Making a matrix singular, i have to make the determinant 0, why isn't this right?>

1. Oct 16, 2005

mr_coffee

Hello everyone i'm suppose to find a k, that will make this matrix singular, well i looked up what that ment, and it means i have to make the determinant 0. So i the matrix is:
-3 2 1
-9 8 3
(9+k) 2 0

so i found a random minor, say M13..
so i would have
-9 8
(9+k) 2

det = (-9)(2) - [8(9+k)] = -18 -72 -8k = -90 -8k;
so i want k to be 0, so i solve for k
-90 -8k = 0;
k = -90/8, i submitted it, and it was incorrect, any ideas why?

2. Oct 16, 2005

AKG

Why would making one of the minors 0 make the whole determinant 0? Did you even calculuate the determinant of your matrix? Basically, what you've done is taken:

a*det(A) - b*det(B) + c*det(C)

and said that if as long as one of det(A), det(B), or det(C) is zero, the whole thing is somehow zero. Clearly that's wrong. If the determinants of all the minors were zero, then you'd be fine, but you can't just show one of them to be zero and think that it does anything.

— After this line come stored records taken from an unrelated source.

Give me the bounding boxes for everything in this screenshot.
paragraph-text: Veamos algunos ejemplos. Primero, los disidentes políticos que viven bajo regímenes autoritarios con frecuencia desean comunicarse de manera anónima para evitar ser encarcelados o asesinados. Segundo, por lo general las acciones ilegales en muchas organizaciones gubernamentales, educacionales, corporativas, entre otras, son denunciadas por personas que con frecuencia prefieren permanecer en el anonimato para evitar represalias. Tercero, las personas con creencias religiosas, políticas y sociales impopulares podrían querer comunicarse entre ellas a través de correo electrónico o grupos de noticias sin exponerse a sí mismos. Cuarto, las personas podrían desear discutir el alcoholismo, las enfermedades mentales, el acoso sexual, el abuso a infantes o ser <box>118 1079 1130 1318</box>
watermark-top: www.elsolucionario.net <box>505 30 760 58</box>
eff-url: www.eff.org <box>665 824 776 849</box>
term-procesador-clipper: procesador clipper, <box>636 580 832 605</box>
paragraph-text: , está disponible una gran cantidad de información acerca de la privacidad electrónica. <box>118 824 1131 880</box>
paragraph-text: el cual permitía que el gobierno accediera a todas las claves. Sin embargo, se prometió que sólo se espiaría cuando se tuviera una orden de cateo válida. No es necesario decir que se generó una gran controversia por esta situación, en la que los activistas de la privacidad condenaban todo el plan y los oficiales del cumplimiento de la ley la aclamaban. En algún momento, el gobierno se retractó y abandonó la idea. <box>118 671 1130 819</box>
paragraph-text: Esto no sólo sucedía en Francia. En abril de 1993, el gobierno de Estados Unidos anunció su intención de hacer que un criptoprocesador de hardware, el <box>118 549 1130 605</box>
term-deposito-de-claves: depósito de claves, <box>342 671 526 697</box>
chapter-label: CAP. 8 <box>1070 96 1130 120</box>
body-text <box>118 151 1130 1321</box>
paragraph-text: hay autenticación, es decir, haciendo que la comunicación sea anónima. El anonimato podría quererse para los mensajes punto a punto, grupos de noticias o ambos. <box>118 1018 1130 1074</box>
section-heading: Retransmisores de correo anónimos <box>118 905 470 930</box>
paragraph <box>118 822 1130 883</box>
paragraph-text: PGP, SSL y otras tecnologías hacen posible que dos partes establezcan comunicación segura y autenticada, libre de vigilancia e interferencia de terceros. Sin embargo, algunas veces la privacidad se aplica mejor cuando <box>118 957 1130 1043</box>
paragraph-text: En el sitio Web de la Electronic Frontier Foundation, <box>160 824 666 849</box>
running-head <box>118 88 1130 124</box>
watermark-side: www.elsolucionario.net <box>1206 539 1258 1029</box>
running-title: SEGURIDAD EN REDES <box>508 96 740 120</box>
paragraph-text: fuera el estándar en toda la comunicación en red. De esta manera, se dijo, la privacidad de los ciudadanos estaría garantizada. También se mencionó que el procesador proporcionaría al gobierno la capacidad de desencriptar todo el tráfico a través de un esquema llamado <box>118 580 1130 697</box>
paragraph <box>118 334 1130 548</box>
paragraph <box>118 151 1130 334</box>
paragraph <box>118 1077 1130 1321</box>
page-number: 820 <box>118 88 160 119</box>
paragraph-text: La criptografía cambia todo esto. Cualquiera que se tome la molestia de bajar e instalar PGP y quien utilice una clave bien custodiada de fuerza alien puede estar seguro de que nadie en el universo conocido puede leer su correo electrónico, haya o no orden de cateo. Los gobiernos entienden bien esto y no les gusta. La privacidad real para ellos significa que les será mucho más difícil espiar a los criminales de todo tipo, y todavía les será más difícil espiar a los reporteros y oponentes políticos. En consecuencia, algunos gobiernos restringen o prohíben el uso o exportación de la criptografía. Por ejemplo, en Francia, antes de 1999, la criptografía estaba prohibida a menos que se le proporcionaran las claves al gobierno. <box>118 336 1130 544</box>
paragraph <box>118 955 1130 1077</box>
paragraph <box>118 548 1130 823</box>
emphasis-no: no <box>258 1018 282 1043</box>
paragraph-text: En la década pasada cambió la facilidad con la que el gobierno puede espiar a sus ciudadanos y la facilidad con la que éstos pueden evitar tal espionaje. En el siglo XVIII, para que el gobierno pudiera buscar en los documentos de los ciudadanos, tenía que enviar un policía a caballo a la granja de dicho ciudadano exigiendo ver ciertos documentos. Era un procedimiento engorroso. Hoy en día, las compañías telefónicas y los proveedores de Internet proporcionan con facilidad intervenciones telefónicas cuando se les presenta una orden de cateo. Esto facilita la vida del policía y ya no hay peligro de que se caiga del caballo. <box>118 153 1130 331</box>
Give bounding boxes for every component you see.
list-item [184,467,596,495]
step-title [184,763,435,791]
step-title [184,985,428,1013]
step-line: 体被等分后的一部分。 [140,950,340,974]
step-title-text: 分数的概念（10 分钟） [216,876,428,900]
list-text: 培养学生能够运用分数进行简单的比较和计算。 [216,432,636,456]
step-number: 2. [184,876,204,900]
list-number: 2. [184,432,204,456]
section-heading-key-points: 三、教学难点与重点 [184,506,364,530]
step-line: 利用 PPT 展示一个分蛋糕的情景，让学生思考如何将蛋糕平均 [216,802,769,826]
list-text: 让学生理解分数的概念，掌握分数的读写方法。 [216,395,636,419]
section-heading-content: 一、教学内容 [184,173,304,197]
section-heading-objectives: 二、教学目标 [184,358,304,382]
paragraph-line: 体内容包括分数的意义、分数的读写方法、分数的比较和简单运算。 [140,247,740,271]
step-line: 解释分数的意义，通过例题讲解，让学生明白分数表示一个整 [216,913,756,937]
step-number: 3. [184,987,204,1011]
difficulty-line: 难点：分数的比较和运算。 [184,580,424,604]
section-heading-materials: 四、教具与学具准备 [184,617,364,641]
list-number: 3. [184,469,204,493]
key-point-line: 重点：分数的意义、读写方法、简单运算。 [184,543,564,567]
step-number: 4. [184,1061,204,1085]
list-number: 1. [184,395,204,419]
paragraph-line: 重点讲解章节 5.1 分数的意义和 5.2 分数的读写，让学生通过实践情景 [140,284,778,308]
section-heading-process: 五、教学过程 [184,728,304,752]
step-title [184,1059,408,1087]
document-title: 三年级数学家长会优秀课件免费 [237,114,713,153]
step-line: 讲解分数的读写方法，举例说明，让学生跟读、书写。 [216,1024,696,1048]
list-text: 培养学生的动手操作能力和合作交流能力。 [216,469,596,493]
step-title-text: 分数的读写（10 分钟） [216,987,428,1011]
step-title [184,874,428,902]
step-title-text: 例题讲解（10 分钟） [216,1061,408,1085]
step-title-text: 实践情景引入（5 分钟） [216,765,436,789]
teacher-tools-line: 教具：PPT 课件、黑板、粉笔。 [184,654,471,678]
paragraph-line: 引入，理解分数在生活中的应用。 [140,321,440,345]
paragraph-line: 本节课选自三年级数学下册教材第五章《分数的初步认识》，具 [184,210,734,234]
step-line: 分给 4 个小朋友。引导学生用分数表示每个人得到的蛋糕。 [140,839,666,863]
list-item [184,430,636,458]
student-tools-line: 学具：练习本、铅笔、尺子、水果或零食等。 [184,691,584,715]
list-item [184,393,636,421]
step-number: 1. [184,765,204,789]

A matrix is singular when its rows and/or columns are linearly dependent. The easiest way to do this is to make two rows or two columns scalar multiples of each other.

3. Oct 16, 2005

Muzza

You need to work out the determinant of the entire matrix, not just one of its minors.

4. Oct 16, 2005

Fermat

The determinant to be zero is the whole determinant. The det of A.

Work out the det of A with the elements given and equate that to zero.

5. Oct 16, 2005

mr_coffee

ohh my bad, i don't know why I thought that, too much coffee. Thanks it worked out great!